Now if they fire a laser at you at light-speed, and you fly away in a spaceship at half the speed of light, you would expect the laser to follow you at half the speed of light. But it doesn't. It still moves towards you at exactly the speed of light, whether you're running away or running towards it. This has some clear contradictions to it, but bear with me for a while.
Here's some other important ideas in relativity
1. When you're on a train with the windows boarded up, no noise, and no bumps on the track, you have no idea what speed you're going. You could be motionless or you could be going at half the speed of light. The inside of the train is always the same regardless of its speed.

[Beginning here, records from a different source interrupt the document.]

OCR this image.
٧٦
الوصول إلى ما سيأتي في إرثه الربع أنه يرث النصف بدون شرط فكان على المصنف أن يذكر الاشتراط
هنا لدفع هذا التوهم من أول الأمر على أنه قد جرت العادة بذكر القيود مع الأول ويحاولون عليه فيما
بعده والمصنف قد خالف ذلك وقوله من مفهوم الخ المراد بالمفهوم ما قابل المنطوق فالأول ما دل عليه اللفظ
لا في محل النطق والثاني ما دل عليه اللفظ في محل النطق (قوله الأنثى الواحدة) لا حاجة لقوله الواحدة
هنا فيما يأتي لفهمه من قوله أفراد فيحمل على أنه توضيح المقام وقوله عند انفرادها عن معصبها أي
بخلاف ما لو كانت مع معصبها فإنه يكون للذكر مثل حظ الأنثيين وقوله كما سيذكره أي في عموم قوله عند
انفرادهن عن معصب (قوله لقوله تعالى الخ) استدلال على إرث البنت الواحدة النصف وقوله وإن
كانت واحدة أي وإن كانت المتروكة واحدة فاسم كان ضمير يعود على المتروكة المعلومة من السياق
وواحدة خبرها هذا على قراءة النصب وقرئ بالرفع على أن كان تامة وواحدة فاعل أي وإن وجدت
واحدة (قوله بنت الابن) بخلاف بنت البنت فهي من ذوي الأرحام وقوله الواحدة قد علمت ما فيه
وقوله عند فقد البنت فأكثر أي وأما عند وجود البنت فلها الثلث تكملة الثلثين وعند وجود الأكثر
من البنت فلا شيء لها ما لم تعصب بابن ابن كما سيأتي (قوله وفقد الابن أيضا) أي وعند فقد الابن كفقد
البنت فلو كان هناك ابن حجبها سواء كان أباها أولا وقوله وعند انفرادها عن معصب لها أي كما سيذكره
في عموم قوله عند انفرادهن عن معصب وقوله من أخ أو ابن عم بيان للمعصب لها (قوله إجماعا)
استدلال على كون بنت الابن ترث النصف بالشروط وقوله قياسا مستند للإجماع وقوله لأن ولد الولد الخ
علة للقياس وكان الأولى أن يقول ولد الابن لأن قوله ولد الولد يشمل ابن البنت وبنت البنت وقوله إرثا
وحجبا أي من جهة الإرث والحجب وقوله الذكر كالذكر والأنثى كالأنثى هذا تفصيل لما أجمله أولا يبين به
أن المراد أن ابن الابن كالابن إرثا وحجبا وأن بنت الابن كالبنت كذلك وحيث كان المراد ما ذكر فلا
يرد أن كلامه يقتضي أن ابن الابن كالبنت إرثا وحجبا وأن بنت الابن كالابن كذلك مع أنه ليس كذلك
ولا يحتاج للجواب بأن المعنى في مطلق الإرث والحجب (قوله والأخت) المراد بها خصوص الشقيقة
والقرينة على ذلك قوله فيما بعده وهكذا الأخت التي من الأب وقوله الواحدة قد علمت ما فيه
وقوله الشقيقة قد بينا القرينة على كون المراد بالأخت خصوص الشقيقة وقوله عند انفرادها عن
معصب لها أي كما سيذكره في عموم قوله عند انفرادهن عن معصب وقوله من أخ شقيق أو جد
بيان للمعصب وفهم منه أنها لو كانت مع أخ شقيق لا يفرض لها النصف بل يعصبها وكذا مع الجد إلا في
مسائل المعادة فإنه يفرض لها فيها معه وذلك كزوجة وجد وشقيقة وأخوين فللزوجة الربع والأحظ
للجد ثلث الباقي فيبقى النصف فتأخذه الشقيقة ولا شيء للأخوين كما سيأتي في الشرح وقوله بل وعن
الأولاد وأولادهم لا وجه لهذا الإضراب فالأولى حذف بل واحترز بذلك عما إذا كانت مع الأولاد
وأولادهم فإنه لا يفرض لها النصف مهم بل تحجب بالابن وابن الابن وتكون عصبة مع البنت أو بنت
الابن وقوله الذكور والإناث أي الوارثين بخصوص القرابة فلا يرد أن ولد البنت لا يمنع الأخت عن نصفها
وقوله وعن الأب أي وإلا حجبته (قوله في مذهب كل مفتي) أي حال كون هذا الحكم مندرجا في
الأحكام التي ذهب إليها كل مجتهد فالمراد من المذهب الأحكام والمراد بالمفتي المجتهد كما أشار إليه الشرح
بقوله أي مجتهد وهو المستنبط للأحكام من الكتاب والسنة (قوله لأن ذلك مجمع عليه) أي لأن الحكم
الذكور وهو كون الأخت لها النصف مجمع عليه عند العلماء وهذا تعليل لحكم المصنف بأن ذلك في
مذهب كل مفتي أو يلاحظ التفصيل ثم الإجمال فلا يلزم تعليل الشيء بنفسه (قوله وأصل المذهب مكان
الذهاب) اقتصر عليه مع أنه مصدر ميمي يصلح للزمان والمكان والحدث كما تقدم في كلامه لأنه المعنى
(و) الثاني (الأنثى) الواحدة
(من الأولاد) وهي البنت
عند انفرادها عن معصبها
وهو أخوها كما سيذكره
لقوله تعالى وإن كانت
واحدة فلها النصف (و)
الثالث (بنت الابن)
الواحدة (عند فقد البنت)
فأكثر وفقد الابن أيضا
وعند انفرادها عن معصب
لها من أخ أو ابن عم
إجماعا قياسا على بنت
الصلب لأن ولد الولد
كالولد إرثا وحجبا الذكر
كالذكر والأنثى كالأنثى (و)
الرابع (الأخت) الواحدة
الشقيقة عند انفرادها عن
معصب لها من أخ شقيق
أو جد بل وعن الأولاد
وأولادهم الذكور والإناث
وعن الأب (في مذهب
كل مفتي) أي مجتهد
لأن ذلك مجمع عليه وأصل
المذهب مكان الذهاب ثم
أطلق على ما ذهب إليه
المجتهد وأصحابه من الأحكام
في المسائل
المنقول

2. When you move away from someone, it looks like they're moving away from you. Similarly, they think you are moving away from them. In fact, both are correct.
Now this is the tricky bit. Imagine a "light clock", where a photon bounces up and down between two parallel mirrors. When the photon hits the top, the clock "ticks" and when it hits the bottom, it "tocks". Let's say that one tick counts as one second. Here's a diagram: (sorry about the dots, I need them to stop the diagram from falling apart :wink:)
Path of photon relative to clock:
______
..../\.....
.....|.....
.....|.....
.....o.....
.....|.....
.....|.....
__\/___
Now what happens if we slide the light clock across the table at a high speed?
Path of moving clock:
.______.....>>>>...______.....>>>>...______
....................................................................
..................................o................................
....................................................................
....................................................................
....................................................................
.....o........................................................o....
.______.....>>>>...______.....>>>>...______
Now when we trace the path of the photon relative to the observer, we get a zigzagging pattern. The Pythagoras theorum tells us that this path is longer than the path of the photon in the stationary clock.
Path of photon relative to an observer:
...............o..............o
............./...\.........../..
........._/.......\......_/...
........./|......._\/..../|...
......./..............\../......
.....o.................o.......
(The lines in the middle are supposed to be arrows, by the way)
Now we know that
a) Light travels at the same speed relative to the observer as it does relative to the clock.
b) The clock is always the same on the inside, whether moving or not, so the distance the photon travels should be the same as in the stationary clock.
So we have the following problem:
To the obsever, the photon is moving a greater distance than inside the clock, but at the same speed.
Now speed = distance / time, and we are increasing the distance.
So to keep the speed of the photon constant, we have to slow down time inside the moving clock.
This is the fundamental result of special relativity, and it applies to every object, not just light clocks.
Time always slows down for an object in motion.
Sorry if I've got anything wrong, please tell me if you've studied relativity before and I've left something out. I find that when I read an explanation of relativity, I understand it perfectly for about 5 minutes. Then I forget some important detail from the explanation, inconsistencies start cropping up, and I have to read it again.